Sel bahan bakar hidrogen juga lebih hemat energi. Kendaraan yang ditenagai sel bahan bakar hidrogen menggunakan motor listrik, konsumsi bahan bakarnya disebut 50% lebih sedikit.

Pengisian sel bahan bakar hidrogen pun hanya membutuhkan waktu kurang dari lima menit. Kualitas dari sel bahan bakar hidrogen yang ramah lingkungan dan efisien inilah yang katanya bisa jadi solusi transportasi jarak jauh.

Tapi, apakah bahan bakar hidrogen ini benar-benar menjanjikan di masa depan? Permasalahannya ada pada produksi untuk menghasilkan hidrogen yang berkelanjutan. Sebenarnya, hidrogen tidak berwarna, tapi hidrogen dilambangkan dengan warna berdasarkan proses produksinya agar dapat dibedakan.

Nah, saat sebagian besar adalah hidrogen abu-abu yang diproduksi dari bahan bakar fosil seperti gas alam dan batu bara dengan proses produksi yang ‘kotor’. Dilansir dari laman resmi PBB, 30 Mei 2021. Lebih dari 95% hidrogen diproduksi melalui steam methane reforming dari bahan bakar fosil dengan menggunakan katalis untuk mereaksikan metana dan uap air sehingga menghasilkan hidrogen.

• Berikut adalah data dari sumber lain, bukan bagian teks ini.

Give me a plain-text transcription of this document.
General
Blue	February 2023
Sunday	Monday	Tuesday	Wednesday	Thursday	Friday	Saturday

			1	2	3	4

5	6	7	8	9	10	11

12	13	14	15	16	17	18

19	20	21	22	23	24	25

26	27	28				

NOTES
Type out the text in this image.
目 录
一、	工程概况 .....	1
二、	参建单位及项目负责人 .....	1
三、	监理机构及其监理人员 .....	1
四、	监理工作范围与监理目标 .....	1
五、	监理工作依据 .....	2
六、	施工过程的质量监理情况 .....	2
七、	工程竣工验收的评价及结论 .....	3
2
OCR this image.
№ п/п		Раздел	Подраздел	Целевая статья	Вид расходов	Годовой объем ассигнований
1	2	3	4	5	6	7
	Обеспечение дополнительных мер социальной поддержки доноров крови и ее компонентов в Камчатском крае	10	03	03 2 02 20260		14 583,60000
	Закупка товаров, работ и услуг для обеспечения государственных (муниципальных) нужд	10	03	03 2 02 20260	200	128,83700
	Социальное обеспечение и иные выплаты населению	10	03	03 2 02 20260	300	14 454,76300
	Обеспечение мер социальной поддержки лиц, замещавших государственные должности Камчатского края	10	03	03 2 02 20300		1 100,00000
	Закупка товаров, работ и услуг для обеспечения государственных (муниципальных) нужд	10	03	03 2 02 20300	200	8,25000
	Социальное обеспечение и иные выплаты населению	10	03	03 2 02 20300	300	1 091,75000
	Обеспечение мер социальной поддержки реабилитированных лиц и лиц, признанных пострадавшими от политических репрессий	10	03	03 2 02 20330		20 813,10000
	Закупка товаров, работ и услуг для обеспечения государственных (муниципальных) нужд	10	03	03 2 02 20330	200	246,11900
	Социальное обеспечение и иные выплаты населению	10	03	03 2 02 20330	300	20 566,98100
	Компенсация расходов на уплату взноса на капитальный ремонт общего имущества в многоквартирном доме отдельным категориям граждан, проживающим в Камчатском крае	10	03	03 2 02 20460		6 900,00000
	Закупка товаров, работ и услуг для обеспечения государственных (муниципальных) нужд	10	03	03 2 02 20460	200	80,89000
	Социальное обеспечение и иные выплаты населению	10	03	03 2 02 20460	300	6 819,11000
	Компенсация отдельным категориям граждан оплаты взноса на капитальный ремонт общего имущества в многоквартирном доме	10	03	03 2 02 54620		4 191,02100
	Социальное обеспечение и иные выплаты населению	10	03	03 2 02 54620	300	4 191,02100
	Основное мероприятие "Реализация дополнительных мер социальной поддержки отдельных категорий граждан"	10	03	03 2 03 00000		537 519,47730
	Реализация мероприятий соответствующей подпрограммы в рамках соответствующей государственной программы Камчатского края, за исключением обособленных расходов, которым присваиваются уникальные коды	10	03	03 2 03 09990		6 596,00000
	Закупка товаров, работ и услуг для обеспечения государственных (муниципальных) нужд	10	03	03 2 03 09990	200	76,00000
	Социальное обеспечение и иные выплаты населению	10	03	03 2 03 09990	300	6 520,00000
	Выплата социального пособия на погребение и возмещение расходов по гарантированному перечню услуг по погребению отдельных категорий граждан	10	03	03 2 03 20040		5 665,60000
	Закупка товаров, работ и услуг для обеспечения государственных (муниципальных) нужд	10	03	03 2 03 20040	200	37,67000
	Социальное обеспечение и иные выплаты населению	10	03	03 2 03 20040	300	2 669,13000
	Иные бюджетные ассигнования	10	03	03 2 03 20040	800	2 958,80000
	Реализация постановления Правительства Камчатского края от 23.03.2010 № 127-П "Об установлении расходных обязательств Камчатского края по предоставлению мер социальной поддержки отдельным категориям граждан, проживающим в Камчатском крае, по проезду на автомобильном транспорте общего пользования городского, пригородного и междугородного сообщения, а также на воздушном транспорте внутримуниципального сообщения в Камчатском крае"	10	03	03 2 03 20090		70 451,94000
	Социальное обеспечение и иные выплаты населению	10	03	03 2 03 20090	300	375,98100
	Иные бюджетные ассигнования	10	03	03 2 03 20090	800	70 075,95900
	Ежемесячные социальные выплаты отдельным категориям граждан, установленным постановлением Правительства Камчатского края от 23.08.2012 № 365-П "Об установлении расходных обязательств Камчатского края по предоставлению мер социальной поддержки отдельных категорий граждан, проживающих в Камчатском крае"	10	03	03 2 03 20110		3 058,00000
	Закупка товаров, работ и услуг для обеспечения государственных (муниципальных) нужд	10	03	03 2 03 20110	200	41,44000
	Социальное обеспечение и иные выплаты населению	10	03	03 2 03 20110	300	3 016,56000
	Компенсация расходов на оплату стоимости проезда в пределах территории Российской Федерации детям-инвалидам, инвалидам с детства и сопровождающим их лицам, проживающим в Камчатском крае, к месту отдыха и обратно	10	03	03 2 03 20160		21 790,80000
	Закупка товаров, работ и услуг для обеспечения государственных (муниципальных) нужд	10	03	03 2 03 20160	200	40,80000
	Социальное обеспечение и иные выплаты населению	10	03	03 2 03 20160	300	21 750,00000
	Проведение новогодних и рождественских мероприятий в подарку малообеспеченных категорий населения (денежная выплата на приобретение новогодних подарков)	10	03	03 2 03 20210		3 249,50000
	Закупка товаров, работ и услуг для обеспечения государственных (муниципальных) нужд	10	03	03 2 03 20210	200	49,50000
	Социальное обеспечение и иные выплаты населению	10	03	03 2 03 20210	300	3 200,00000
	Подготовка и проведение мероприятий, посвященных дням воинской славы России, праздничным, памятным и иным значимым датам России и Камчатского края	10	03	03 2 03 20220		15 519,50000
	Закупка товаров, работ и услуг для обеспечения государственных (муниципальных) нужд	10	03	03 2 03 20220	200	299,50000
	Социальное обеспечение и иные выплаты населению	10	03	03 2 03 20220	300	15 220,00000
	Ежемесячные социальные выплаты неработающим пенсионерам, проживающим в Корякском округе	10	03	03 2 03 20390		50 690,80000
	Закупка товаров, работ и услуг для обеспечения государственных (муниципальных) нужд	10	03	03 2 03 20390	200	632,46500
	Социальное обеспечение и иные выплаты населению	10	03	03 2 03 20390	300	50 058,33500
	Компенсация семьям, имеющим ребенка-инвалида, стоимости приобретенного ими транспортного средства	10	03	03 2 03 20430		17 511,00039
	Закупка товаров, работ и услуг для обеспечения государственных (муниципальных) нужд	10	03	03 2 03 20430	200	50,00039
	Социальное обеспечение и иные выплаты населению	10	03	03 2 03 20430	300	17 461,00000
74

Produksi dengan metode tersebut tetap melepaskan jumlah emisi karbon yang sangat banyak. Satu-satunya cara agar lebih ramah lingkungan dan tidak menghasilkan emisi karbon adalah memproduksi hidrogen hijau, yaitu melalui proses elektrolisis dengan sumber terbarukan seperti matahari dan angin.

Tapi, saat ini kurang dari 0,1% hidrogen diproduksi dengan cara seperti itu. Soalnya biaya untuk memproduksi hidrogen hijau lebih mahal daripada memproduksi hidrogen abu-abu.

Dilansir dari The Conversation, 31 Maret 2021, Tom Baxter, Dosen Senior Kehormatan Teknik Kimia dari Universitas Aberdeen, Skotlandia mengatakan ada bias dalam mempromosikan hidrogen ini sehingga tidak ada ruang untuk memberikan bukti atas kekurangan dari bahan bakar hidrogen tersebut.